For this reason, Ulbricht was willing to support a Soviet
initiative to re-establish a "reliable" government in
Czechoslovakia. When the Warsaw Pact states declared the
situation in Czechoslovakia "absolutely unacceptable," East
Germany was in full agreement and was ready to follow the Soviet
lead. On the night of August 20, 1968, when the forces of five
Warsaw Pact nations invaded and occupied the country, NVA troops
were among the participants. Although NVA participation was minor
(limited to two divisions that were kept out of populated areas)
and its forces were withdrawn after only five days, the invasion
of Czechoslovakia marks a watershed in the history of East
Germany.
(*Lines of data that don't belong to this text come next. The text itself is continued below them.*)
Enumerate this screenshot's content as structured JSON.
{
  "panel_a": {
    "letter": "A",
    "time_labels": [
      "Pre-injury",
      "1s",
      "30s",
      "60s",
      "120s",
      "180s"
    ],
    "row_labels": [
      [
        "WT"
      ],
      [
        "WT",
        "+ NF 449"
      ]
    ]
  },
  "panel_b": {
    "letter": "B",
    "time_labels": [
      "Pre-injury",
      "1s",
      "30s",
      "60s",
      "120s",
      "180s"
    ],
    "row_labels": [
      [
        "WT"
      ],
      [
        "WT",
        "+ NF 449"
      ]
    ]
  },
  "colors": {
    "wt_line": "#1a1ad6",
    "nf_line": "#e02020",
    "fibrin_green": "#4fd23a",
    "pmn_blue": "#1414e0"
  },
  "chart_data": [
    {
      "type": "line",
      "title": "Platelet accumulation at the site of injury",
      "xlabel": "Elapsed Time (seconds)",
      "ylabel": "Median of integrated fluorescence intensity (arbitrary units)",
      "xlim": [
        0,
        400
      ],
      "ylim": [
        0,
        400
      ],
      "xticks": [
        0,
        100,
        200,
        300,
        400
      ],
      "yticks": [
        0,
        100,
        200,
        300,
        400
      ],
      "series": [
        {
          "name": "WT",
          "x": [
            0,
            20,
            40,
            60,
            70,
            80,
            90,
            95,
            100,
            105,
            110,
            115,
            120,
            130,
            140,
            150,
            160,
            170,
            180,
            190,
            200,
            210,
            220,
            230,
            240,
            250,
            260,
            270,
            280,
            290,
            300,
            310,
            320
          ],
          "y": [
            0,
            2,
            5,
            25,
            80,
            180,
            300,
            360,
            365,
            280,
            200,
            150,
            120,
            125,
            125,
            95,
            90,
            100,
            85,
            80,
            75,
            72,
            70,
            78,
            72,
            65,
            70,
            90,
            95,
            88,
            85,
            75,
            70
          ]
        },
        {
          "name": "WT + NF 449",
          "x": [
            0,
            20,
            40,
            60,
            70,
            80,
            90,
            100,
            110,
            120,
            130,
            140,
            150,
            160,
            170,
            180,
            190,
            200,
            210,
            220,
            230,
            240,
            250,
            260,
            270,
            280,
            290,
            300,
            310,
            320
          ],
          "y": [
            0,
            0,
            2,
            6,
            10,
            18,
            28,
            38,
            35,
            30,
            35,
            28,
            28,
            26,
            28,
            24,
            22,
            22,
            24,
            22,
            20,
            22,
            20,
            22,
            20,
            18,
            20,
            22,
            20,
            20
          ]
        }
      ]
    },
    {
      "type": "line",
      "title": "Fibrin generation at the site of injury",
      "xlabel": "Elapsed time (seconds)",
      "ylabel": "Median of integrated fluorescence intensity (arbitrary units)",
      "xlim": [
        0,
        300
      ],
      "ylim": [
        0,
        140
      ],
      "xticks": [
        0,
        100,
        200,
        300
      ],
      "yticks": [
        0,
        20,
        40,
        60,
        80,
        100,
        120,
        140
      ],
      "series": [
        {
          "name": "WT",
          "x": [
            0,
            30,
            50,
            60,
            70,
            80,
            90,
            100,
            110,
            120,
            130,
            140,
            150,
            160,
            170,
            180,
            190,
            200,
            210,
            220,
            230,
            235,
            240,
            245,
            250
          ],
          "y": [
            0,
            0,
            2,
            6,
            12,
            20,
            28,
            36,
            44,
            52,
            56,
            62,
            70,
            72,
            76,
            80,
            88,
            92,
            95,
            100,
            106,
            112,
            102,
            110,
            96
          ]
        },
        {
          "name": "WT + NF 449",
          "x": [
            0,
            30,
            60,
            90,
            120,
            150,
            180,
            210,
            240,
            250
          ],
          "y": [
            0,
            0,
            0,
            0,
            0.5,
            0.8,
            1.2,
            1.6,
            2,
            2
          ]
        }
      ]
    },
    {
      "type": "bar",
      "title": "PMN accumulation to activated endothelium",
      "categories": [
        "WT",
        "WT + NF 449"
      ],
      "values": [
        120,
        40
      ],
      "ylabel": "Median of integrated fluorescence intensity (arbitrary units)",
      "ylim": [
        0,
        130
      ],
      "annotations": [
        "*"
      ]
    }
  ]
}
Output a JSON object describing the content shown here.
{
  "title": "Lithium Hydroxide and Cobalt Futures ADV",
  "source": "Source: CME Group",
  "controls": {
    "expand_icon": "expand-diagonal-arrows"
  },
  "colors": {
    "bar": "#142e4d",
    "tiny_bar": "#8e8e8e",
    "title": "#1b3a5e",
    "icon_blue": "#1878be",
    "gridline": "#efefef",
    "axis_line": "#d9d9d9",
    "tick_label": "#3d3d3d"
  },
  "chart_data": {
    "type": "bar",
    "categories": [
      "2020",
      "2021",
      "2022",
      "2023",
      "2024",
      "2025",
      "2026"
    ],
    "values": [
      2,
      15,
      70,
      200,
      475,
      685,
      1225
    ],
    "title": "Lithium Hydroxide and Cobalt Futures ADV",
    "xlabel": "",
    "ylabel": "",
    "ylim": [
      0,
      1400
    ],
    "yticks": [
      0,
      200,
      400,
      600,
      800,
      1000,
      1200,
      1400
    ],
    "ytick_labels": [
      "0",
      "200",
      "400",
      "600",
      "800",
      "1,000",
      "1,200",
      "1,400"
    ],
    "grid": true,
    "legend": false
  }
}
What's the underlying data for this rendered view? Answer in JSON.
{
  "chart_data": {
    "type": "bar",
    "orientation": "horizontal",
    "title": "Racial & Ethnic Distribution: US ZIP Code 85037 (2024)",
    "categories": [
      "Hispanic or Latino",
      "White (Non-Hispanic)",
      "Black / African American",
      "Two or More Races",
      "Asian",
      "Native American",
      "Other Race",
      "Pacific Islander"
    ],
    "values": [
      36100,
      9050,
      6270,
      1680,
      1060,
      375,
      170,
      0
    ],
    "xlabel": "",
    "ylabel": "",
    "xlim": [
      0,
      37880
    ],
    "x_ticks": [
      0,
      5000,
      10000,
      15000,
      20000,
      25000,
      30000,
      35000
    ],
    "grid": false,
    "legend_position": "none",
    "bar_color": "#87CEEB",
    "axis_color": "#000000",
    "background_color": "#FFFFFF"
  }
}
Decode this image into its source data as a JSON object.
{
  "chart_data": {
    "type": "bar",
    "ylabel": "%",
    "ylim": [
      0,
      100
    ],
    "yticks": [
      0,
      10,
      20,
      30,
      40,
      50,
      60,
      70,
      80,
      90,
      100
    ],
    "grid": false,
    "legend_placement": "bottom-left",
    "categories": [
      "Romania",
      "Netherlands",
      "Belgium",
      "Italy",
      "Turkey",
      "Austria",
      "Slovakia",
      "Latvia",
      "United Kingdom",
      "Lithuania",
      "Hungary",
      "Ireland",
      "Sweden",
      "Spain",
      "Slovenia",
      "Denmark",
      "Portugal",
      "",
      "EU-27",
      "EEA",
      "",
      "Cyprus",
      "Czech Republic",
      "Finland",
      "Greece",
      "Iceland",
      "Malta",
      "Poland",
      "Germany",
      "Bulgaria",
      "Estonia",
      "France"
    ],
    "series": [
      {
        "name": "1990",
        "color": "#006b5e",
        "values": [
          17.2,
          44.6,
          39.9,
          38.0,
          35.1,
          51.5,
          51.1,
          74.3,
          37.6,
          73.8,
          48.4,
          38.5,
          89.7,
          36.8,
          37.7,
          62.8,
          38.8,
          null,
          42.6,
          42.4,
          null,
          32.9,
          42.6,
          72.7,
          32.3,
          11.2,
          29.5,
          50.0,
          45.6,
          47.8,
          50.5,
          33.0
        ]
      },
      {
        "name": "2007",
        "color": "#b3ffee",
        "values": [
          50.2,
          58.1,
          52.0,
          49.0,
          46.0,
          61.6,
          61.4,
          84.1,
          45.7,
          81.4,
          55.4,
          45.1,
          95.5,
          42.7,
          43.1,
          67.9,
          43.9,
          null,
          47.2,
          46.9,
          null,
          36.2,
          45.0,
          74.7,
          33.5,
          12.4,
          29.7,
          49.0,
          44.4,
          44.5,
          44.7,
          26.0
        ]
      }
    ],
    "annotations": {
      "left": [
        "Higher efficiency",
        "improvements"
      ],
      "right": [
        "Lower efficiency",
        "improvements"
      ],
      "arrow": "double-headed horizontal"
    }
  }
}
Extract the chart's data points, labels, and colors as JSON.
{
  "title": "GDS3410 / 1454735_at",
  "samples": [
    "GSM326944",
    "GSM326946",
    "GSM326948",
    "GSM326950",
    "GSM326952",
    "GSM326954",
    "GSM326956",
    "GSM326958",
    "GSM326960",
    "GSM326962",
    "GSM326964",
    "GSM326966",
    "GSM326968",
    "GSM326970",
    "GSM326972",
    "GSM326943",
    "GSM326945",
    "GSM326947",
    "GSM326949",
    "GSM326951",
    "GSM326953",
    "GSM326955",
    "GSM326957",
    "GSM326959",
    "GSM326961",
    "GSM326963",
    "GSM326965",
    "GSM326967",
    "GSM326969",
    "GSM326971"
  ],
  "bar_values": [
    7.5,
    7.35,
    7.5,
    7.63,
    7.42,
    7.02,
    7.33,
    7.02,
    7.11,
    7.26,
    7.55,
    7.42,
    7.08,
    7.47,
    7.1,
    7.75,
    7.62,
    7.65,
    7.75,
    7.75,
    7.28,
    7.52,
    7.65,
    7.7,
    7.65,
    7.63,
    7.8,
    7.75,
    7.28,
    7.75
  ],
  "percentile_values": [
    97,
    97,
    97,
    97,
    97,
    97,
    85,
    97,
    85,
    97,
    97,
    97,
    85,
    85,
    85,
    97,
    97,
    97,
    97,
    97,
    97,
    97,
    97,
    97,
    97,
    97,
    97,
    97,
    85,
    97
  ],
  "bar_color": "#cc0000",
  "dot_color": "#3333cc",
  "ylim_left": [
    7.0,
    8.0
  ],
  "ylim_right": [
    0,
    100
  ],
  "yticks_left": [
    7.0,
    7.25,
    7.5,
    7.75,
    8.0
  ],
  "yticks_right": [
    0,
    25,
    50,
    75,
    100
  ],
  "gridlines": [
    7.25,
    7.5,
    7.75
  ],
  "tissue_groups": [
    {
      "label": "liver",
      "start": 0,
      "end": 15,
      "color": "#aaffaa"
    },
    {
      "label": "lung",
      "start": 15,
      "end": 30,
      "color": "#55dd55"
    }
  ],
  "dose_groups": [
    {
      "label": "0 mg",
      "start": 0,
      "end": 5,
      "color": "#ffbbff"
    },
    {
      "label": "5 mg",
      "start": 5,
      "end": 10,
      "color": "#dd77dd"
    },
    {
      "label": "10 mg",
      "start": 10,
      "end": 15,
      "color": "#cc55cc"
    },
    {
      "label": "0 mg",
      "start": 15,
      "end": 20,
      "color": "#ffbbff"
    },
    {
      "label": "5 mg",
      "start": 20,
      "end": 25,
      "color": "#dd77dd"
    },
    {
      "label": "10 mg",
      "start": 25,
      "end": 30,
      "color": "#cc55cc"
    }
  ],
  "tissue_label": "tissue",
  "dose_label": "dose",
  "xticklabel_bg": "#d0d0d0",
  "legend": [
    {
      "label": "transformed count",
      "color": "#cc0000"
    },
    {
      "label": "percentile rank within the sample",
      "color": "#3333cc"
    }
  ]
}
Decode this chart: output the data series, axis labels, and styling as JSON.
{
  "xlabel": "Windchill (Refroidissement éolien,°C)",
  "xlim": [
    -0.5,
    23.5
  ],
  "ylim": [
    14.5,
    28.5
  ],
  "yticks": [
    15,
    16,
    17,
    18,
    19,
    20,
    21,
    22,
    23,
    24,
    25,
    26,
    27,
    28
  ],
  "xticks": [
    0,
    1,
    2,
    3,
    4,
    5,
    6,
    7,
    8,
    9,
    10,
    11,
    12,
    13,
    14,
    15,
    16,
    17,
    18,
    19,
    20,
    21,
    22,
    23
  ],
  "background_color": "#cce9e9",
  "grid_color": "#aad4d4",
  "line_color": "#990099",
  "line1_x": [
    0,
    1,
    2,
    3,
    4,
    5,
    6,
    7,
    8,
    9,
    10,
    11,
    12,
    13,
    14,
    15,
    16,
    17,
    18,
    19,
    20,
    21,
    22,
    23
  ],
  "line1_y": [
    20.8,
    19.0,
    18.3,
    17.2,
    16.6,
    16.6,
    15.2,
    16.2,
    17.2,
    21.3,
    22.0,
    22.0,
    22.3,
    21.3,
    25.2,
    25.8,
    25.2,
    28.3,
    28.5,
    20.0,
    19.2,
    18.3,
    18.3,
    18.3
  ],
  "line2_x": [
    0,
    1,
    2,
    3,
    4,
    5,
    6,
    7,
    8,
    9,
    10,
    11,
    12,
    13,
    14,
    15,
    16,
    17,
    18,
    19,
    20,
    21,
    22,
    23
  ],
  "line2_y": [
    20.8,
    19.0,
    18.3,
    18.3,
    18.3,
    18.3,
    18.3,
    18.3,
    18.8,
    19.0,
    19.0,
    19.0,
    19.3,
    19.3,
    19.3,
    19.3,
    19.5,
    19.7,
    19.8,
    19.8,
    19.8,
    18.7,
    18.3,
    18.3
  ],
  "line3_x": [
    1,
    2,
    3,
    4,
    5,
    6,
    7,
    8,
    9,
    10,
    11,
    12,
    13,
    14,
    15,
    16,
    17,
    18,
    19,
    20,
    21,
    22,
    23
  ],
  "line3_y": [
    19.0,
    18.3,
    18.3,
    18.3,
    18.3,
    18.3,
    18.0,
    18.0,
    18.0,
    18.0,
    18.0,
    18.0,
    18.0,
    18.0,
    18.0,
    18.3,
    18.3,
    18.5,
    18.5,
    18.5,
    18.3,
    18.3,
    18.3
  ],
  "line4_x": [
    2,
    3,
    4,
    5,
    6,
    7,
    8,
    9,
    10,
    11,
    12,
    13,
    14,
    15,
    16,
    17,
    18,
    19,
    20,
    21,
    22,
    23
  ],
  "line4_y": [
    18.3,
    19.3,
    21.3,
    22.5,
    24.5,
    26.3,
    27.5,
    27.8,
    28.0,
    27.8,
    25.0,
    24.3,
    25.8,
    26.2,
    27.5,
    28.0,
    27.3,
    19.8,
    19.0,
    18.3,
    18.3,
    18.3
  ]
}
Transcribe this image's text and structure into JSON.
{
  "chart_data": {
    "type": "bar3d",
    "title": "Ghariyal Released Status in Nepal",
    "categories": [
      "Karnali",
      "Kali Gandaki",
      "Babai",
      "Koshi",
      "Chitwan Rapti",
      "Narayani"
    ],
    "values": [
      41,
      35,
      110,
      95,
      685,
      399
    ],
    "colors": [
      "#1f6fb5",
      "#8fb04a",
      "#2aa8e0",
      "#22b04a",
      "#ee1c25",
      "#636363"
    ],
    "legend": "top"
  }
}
For the first time since World War II, German troops
marched upon foreign soil.
East Germany's participation in the invasion of
Czechoslovakia showed the world that the NVA could--and
would--use its newly created military might to function
effectively outside its borders. In addition to the other
political repercussions in the world, it was now clear that East
Germany could no longer be ignored. The invasion also had an
internal impact. East Germans, who were able to watch footage of
the invasion on West German television, were well informed about
the events in Czechoslovakia. Within seven days after the
invasion, over 5,000 East Berliners went to the Czechoslovak
embassy to sign protests against the occupation. Throughout the
country, there were numerous antiregime and anti-Soviet
incidents. In Erfurt, People's Police Alert Units went on patrol
to forestall planned protest demonstrations, and in Leipzig the
Soviet consulate had to be protected. In Schwerin police used
water cannons to disperse demonstrators.
East German reaction to the invasion clearly showed that the
government had not captured the hearts and minds of a significant
portion of its citizens. The use of massive repressive measures
demonstrated that the government was not in complete control. In
contrast to the situations in 1953 and 1961, however, East German
security forces quickly and effectively managed the 1968 crisis
without Soviet participation or support.